There is something to be said for the exercise of military, police, coast guard and other shows of hard power or force by way of proving Canadian jurisdiction in the north. I remind the government that Goose Bay which has commanded the northeastern air routes from Canada and North America since the 1940s still seeks a renewed role in Canada's military and security interests in the north.
The defence minister made specific promises and we have not forgotten. However, while recognizing our security interests, I would question the assumptions behind the Prime Minister's repeated assertions that when it comes to the north Canada has to use it or lose it.
In fact, aboriginal Canadians, Inuit, Inuvialuit, first nations and Métis, have been using the Arctic and the north for countless generations. It is narrow-minded and somewhat ethnocentric to suggest that we risk losing the north because we have not been using it.
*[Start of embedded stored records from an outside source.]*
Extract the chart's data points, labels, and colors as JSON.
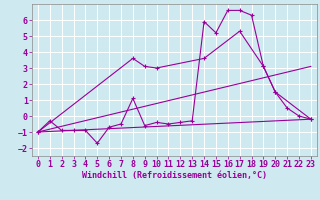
{
  "background_color": "#cfe9f0",
  "grid_color": "#ffffff",
  "line_color": "#990099",
  "xlabel": "Windchill (Refroidissement éolien,°C)",
  "xlabel_fontsize": 6.0,
  "tick_fontsize": 6.0,
  "xlim": [
    -0.5,
    23.5
  ],
  "ylim": [
    -2.5,
    7.0
  ],
  "yticks": [
    -2,
    -1,
    0,
    1,
    2,
    3,
    4,
    5,
    6
  ],
  "xticks": [
    0,
    1,
    2,
    3,
    4,
    5,
    6,
    7,
    8,
    9,
    10,
    11,
    12,
    13,
    14,
    15,
    16,
    17,
    18,
    19,
    20,
    21,
    22,
    23
  ],
  "series1_x": [
    0,
    1,
    2,
    3,
    4,
    5,
    6,
    7,
    8,
    9,
    10,
    11,
    12,
    13,
    14,
    15,
    16,
    17,
    18,
    19,
    20,
    21,
    22,
    23
  ],
  "series1_y": [
    -1.0,
    -0.3,
    -0.9,
    -0.9,
    -0.9,
    -1.7,
    -0.7,
    -0.5,
    1.1,
    -0.6,
    -0.4,
    -0.5,
    -0.4,
    -0.3,
    5.9,
    5.2,
    6.6,
    6.6,
    6.3,
    3.1,
    1.5,
    0.5,
    0.0,
    -0.2
  ],
  "series2_x": [
    0,
    23
  ],
  "series2_y": [
    -1.0,
    -0.2
  ],
  "series3_x": [
    0,
    23
  ],
  "series3_y": [
    -1.0,
    3.1
  ],
  "series4_x": [
    0,
    8,
    9,
    10,
    14,
    17,
    19,
    20,
    23
  ],
  "series4_y": [
    -1.0,
    3.6,
    3.1,
    3.0,
    3.6,
    5.3,
    3.1,
    1.5,
    -0.2
  ]
}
The real political risk in our northern regions is not so much that other countries could threaten us with military force or incursions into our jurisdiction. The real risk comes from political alienation, when northerners, from the territories and the often forgotten provincial north, fail to feel included. The real risk is a rise of cleavages or divisions when northern people are neglected even as their lands and resources are highly prized. Northern people in the territories and the provinces, aboriginal and all others who call northern Canada home have to be brought more fully into the Canadian family.
That happens when our governments work together to improve the basics: the roads, airports and harbours that link the northern and southern economies. It includes the vital infrastructure of modern life, such as water treatment, sewage disposal and energy and communications infrastructure.
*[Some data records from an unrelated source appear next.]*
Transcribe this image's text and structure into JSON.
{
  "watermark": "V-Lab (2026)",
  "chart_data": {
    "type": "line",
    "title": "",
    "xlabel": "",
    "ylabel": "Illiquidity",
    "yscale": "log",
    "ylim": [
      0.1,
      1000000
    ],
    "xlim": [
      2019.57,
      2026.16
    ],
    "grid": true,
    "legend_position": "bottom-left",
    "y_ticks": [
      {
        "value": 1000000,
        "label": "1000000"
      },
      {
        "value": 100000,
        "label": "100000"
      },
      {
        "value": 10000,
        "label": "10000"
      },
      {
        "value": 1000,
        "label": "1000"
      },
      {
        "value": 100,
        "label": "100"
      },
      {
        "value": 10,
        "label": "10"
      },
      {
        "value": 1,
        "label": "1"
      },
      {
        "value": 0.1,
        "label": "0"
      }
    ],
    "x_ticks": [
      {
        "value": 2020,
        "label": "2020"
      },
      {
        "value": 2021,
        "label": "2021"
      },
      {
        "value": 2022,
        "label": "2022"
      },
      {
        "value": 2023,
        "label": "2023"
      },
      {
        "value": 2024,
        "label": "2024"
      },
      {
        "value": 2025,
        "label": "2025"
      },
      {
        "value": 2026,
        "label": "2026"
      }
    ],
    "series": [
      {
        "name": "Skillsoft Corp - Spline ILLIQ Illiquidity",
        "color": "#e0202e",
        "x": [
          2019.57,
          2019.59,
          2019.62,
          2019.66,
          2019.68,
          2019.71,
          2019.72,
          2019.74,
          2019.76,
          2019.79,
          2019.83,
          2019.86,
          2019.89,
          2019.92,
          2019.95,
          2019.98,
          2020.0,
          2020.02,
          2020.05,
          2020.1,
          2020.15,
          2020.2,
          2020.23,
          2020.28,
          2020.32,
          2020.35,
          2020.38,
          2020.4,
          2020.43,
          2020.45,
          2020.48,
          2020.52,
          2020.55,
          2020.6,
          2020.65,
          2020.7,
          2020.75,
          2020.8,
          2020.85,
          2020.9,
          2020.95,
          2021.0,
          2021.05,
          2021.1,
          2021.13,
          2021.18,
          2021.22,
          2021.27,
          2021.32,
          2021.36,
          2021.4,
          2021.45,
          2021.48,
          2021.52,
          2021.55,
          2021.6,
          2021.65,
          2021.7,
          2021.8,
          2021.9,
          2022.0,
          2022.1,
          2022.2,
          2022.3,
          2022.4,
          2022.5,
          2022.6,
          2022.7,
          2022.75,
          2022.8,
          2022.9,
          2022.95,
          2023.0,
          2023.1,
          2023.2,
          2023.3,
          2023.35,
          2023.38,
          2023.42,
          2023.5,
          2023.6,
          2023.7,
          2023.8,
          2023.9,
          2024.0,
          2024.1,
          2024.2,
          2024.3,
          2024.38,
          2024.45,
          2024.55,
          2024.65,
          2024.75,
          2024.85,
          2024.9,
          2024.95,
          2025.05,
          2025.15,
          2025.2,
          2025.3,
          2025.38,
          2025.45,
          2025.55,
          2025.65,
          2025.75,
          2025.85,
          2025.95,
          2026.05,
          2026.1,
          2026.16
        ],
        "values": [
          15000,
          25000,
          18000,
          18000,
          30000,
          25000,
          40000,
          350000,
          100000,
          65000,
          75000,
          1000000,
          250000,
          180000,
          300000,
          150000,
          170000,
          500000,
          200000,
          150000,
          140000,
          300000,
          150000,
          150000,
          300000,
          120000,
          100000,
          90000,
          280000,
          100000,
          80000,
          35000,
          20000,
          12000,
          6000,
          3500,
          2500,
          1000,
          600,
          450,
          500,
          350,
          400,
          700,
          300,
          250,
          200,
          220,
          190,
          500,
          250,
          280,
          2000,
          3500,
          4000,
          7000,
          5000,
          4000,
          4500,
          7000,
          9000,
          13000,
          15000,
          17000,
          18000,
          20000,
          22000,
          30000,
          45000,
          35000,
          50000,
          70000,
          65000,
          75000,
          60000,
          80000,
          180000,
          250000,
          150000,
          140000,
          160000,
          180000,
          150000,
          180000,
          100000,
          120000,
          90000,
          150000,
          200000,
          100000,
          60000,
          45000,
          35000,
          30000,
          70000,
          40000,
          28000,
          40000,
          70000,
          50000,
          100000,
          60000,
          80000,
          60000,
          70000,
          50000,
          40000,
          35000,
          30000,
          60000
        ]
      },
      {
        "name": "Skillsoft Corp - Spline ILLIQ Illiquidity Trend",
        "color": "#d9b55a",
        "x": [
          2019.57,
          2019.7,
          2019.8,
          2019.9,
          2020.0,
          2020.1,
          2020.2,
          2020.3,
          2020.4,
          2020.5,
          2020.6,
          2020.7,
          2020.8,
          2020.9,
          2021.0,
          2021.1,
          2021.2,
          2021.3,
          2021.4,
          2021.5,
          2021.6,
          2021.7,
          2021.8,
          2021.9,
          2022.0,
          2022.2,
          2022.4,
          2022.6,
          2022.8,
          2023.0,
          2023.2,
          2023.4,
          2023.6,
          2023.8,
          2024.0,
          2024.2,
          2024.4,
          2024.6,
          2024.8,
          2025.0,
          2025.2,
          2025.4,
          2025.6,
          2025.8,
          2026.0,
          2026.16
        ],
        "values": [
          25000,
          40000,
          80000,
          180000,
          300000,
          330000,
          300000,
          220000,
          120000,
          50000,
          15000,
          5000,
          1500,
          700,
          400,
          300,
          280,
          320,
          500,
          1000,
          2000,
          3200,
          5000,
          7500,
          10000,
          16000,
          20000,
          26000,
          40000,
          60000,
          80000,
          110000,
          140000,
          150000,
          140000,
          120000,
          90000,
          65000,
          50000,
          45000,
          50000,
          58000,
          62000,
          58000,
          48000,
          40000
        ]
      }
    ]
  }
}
Those are the kinds of developments which will constitute Canada using the north and those are the kinds of projects, especially now that infrastructure is such a hot topic and economic stimulus such an important goal, that northerners need. The north and south alike will benefit when all orders of government work together to improve the basic public infrastructure in the Arctic and sub-arctic regions of our country.
That means improved access to markets for northern goods and improved access to northern resources for the economy in the south. It means increased access to southern services by people in the north and easier access to the north by tourists and other visitors. It means improving living standards for aboriginal and all northern residents. It means improved health care, more doctors, more nurses and vital social infrastructure.
It means the preservation of our culture, our way of life and sharing with one another. When it comes to sharing, it means building, not diminishing institutions like the CBC. It means environmental protection and proper regulatory regimes. It means respect for aboriginal people.
This motion calls for a vision. It says that we do not only pay attention to the north at election time or for one-off announcements, or for the north to feel valued only when someone somewhere else wants something for their own purposes.
The motion calls on government to work with us to make Canada more complete, more whole. The strength of a nation lies in its people. When the people feel stronger, the nation is stronger. The motion is about home for myself and hundreds of thousands of other northern Canadians who know in our hearts and minds that true, integral, sincere efforts will yield positive outcomes.
A strategy and implementation of that strategy is what the motion calls for. It is about honouring our commitment to the north and it is needed now as much as any time in our history.